After an assignment with the development agency Deutsche Gesellschaft für Internationale Zusammenarbeit in Ecuador, Estefania Cuero knew what she wanted: “I want to become a human-rights expert”. The next step:The master degree course in “Human Rights and Cultural Diversity” at the renowned University of Essex. After her master degree, she came to Lucerne to work for the organization “Water for Water”. Today she is writing her dissertation on “human rights-based development” at the University of Lucerne.

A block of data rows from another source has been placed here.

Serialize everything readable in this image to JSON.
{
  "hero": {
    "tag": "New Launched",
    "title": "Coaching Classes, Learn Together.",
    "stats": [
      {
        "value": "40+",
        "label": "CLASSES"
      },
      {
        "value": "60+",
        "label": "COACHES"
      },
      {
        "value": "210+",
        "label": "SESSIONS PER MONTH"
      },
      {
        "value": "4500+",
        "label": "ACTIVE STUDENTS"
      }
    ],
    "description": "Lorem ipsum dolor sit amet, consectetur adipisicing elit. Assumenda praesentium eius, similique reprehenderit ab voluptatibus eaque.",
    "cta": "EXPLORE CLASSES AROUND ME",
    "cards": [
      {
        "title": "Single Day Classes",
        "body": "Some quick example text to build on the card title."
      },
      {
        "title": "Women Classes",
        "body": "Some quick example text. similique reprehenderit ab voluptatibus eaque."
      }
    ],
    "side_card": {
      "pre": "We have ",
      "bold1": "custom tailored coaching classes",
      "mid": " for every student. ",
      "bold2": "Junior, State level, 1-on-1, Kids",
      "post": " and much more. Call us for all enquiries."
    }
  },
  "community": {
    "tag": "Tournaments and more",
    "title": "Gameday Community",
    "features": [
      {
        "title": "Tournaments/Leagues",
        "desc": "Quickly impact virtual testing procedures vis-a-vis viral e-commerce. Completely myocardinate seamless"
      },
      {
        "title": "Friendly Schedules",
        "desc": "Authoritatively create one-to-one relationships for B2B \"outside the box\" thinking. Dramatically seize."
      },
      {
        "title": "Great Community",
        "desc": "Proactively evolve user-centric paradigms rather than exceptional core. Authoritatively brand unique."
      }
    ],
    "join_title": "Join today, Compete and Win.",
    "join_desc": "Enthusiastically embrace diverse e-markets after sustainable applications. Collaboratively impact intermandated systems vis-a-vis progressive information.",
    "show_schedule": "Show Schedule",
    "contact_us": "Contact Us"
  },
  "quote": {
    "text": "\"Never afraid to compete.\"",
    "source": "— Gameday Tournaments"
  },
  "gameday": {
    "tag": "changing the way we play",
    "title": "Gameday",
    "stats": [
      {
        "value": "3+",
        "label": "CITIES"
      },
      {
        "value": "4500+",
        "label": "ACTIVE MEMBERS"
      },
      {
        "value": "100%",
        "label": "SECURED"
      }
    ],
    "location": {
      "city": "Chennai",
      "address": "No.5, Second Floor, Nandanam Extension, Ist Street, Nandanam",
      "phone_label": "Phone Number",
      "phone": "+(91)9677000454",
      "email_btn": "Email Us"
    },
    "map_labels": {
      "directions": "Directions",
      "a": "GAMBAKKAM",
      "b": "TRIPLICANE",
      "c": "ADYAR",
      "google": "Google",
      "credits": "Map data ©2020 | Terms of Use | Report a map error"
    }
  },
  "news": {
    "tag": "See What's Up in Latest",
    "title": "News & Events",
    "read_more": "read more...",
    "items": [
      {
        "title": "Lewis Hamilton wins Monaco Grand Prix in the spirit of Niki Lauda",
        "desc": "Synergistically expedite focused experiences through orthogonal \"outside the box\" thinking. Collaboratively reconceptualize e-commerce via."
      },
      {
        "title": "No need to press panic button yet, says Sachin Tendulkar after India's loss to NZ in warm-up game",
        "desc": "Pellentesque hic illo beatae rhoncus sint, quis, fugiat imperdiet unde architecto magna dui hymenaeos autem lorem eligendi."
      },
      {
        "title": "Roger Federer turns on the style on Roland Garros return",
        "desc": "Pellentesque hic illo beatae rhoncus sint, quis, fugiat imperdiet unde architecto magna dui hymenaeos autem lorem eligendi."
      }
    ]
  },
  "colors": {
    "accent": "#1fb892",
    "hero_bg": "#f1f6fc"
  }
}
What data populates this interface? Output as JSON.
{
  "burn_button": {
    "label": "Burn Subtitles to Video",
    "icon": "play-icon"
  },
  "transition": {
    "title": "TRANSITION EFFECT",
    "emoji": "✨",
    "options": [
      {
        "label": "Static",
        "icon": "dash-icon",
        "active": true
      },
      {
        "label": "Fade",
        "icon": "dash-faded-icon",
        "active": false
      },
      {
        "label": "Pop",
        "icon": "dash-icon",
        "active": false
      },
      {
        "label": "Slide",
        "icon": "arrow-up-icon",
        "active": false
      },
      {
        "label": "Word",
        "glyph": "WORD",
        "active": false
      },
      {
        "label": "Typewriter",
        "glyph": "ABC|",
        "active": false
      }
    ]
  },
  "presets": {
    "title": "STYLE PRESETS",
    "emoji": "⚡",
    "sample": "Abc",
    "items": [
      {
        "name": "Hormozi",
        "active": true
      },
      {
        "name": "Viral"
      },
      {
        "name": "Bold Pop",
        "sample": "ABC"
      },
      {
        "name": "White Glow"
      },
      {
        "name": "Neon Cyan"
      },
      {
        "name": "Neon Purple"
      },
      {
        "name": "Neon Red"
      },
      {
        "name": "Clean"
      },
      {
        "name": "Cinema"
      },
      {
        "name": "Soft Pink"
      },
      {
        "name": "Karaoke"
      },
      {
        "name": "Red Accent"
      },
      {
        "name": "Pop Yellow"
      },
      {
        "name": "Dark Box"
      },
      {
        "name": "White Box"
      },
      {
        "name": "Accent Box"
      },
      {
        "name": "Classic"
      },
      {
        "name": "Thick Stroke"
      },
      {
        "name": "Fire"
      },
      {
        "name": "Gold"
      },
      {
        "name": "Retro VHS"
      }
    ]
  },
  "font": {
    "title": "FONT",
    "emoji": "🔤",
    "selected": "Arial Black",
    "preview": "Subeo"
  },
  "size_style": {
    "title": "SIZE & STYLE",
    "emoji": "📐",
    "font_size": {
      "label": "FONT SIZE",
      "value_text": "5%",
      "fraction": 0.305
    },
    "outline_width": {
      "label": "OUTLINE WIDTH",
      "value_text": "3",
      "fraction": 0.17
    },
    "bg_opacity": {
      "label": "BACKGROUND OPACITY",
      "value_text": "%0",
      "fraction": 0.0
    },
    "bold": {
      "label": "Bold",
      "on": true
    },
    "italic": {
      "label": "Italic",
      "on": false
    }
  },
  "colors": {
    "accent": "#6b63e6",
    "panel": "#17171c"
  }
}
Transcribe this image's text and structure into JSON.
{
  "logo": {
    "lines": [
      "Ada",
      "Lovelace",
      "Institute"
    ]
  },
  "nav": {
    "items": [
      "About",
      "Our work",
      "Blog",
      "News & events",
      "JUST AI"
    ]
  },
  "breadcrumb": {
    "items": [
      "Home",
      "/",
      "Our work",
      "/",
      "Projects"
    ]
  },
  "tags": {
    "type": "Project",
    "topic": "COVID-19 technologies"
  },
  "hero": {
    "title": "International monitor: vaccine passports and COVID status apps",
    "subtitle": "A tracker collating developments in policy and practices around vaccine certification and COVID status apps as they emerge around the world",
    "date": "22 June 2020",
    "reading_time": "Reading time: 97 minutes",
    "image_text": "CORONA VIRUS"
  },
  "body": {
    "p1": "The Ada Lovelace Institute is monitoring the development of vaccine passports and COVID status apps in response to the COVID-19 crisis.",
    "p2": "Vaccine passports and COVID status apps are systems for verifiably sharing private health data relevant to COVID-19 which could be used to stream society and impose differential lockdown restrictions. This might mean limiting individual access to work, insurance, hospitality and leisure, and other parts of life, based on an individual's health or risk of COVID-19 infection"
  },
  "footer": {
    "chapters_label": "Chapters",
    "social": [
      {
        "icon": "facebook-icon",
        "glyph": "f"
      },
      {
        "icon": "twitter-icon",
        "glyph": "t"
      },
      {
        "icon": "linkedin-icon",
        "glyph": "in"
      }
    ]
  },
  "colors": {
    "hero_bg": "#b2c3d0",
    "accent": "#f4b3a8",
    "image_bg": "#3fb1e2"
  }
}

It’s not by chance that she chose to live in Switzerland. “I noticed in Geneva that I really liked the country, with its multilingualism,” she said. She was particularly attracted by the combination of the foreign and yet familiar in German-speaking Switzerland. “I wanted to arrive somewhere”. That’s what she’s done and is now in the heart of Europe - and in the Young Academy. “I’ve found my adopted country, I know what I want to do professionally. With the Young Academy, I’ve now also found the right vehicle for my commitment,” she emphasized. She hopes that the Young Academy will establish itself as a reference for the dialogue between science and society and thus contribute to the development of the education landscape in Switzerland.
So, after years of peregrination between countries, disciplines and her various commitments, Estefania Cuero has now found her place and wants to work in society from it. Is she ambitious? She hesitates and looks for a long time at the table. And then says: “Yes, I probably am. I would like to exert an influence when I know I’m right”.

An international networker

Estefania Cuero was born in Ecuador (in 1990) and grew up in Germany (from the age of four). She studied Spanish and English literature in Berlin and completed a master’s degree in “Human Rights and Cultural Diversity” at the University of Essex. Today she is writing a dissertation on “human rights-based development” at the University of Lucerne. She was a representative of the high-school, and later university, student body and has been continuously involved in various NGOs. She regards social commitment as a civic duty. She worked at OCHA, the United Nations Office for the Coordination of Humanitarian Affairs, on a grant from the Carlo Schmid Programme. In 2016, she was on assignment for the Deutsche Gesellschaft für Internationale Zusammenarbeit in Ecuador during the severe earthquake. In her spare time, she enjoys cooking and exploring with her partner his home region – the Lucerne Seetal.